10.30 am – He would be having tea break – He would find the little letter of the day, it would be folded under his sandwich in his lunch box. sometimes it would only be a little picture of a heart, sometimes a smiley face, sometimes a sex act i plan to offer up that night. Just something to make him smile. But there’s no little letter of the day because i don’t pack his lunchbox anymore.
12 noon – Its his lunch – He would call me, we would have a little chat about the day. We tend not to speak on the phone anymore and i really don’t want to hear about his working day anymore (he works with her – its how they met)
5.30 pm – He would be leave now – but hes not coming home to me.
I miss him – i miss him with every part of me.
We are still under contract with the flat for another month or so, i cant afford to pay this myself so he is helping me pay – only a 5th of the rental cost, but because of this he has decided to keep the key and return to eat and shower. My wages cover the bills but only just so the £200 i get from him I’m using to pay for food and travel.
During a shower/dinner visit – i chat to him while he showers, he chats to me in the kitchen while i cook dinner, something then happens which i have promised to God will not happen again. Later we are chatting on the sofa with tea – I’m on cloud 9 – I’m happy. I think i can do this because i haven’t really lost him. I just kinda don’t have him all the time (YES IM AN UTTER FOOL – I KNOW THAT NOW)
He then starts a conversation that i will remember to my dying day – i will remember it because i looked into his eyes when he took my last piece of hope and ripped the throat out of it.
I was thinking – do i know you? Are you human? Did i ever know you? Did you ever love me?
I truly believed that the worst things had been said – comparing my sexual performance to her, telling me about the underwear she wears for him and him giving me a list of the sex acts they did.
I thought these things he had said where a moment of madness – the stress of finally ending things.
But there was worst to come –
We are having issues affording first months rent and deposit on a place!
OK?!
Well this place would be perfect for us!
(there had been talk about him wanting the flat when he first told me but i was not willing to leave)
Shes come up with a few ideas on how to save us money and get the flat!
My Brain is stalling, I’m trying to process what is being said. I don’t understand – We have had a lovely evening – i don’t understand.
Well She thinks if i stop paying you the £200 a month then you wont be able to go to work or eat and then you will have to go home.
……….
Or she thinks she should just turn up with her bags and move in. I’m still on the tenancy so legally i can come back anytime.

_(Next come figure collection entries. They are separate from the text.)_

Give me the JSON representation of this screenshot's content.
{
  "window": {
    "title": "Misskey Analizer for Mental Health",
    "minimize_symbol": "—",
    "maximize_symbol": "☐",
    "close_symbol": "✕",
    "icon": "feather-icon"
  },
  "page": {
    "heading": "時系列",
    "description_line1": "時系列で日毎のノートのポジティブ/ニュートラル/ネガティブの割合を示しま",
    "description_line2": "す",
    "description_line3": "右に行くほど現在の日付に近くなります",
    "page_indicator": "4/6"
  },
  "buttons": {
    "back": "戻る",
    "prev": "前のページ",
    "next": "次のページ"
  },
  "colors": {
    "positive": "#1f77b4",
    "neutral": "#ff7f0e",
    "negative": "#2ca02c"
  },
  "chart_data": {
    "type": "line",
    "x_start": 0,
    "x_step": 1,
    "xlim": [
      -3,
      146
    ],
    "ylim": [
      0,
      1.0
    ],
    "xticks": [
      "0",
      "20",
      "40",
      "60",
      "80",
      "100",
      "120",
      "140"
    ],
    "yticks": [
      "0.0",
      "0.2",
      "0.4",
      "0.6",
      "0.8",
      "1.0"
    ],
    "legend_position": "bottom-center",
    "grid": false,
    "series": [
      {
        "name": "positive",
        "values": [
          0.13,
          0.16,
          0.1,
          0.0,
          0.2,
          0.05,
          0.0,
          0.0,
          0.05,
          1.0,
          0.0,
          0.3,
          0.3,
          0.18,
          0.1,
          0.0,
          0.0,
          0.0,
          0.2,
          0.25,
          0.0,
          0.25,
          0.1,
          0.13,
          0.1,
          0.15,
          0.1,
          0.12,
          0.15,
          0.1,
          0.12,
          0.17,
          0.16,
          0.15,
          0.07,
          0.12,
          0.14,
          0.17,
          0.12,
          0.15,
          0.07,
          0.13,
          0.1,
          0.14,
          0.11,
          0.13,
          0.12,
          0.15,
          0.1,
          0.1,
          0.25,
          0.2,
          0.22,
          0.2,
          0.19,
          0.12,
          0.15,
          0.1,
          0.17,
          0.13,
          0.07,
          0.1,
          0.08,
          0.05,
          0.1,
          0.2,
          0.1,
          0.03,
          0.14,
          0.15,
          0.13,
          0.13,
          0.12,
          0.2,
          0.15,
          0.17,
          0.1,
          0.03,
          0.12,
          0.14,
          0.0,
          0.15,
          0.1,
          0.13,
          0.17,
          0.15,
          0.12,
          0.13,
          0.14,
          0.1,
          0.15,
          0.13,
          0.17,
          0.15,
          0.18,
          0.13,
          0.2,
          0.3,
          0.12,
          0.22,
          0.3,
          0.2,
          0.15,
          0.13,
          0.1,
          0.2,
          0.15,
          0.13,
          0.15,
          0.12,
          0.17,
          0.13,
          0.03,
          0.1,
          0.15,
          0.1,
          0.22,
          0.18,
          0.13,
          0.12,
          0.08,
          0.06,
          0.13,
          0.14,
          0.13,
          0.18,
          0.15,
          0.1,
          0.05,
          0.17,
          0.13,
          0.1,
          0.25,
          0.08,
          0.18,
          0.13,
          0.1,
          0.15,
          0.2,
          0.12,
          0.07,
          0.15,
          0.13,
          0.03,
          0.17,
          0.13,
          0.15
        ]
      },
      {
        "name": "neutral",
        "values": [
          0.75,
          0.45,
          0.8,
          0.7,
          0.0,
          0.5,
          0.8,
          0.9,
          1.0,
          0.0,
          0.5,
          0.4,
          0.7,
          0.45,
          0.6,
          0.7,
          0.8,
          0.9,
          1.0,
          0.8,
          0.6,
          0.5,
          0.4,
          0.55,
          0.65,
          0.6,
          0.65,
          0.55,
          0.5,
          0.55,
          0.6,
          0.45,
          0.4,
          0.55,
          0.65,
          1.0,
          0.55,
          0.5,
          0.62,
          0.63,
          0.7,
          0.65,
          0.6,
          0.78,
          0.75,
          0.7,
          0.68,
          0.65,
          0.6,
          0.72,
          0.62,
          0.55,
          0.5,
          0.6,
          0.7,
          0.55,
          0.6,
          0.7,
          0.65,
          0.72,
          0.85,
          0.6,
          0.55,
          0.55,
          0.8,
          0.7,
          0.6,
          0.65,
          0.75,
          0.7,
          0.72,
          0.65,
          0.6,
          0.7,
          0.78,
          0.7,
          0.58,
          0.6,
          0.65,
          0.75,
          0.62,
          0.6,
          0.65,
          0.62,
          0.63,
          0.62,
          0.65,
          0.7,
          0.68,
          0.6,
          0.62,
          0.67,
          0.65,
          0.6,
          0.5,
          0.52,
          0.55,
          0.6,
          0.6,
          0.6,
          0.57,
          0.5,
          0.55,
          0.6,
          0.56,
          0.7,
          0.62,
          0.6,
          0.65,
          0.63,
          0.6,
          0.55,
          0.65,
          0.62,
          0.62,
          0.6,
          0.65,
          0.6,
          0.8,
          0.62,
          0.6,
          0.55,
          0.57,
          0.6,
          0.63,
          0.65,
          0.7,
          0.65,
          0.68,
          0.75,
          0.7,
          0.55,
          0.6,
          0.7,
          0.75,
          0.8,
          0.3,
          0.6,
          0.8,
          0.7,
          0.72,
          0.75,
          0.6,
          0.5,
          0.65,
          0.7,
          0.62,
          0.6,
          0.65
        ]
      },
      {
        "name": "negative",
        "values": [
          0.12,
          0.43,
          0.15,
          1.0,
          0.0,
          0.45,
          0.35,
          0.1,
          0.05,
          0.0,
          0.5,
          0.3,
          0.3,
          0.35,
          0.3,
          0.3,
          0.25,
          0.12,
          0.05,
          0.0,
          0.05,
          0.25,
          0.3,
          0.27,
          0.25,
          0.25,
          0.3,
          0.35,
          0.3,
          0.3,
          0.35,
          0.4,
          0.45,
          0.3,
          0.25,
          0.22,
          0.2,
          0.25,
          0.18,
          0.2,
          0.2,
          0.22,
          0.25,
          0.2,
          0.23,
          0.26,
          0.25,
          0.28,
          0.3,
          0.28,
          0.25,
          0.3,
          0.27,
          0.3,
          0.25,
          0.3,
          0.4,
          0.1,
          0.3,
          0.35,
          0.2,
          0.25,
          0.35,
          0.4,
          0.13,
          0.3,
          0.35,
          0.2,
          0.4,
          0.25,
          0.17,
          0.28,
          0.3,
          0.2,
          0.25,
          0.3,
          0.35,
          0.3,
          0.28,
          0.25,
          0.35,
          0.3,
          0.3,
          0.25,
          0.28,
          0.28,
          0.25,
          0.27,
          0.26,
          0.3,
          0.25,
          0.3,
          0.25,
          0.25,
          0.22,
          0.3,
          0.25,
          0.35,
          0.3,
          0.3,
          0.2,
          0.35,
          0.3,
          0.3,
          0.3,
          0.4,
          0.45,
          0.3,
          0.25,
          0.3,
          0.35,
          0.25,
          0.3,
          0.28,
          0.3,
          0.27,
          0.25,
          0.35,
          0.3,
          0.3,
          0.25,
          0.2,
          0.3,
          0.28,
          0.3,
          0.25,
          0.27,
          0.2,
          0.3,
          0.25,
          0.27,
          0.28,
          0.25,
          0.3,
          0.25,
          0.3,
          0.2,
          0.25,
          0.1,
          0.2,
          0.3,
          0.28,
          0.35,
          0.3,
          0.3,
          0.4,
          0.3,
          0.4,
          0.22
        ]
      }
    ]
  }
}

Do you think she will be safe?
I wouldn’t let you hurt her.
You would have to leave her alone at some point.
Well I’m not saying i would do it. I’m not saying i agreed, it was just an idea!
Could you? Could you do this to me? Could you move her in? If you could do it to me is she not worried one day you could do it to her?
I look in his eyes. I’m crying now – I’m truly damaged.
How many more ways can he find to hurt me?
I don’t think there are anymore, but i thought the same thing before he stepped through the door that evening.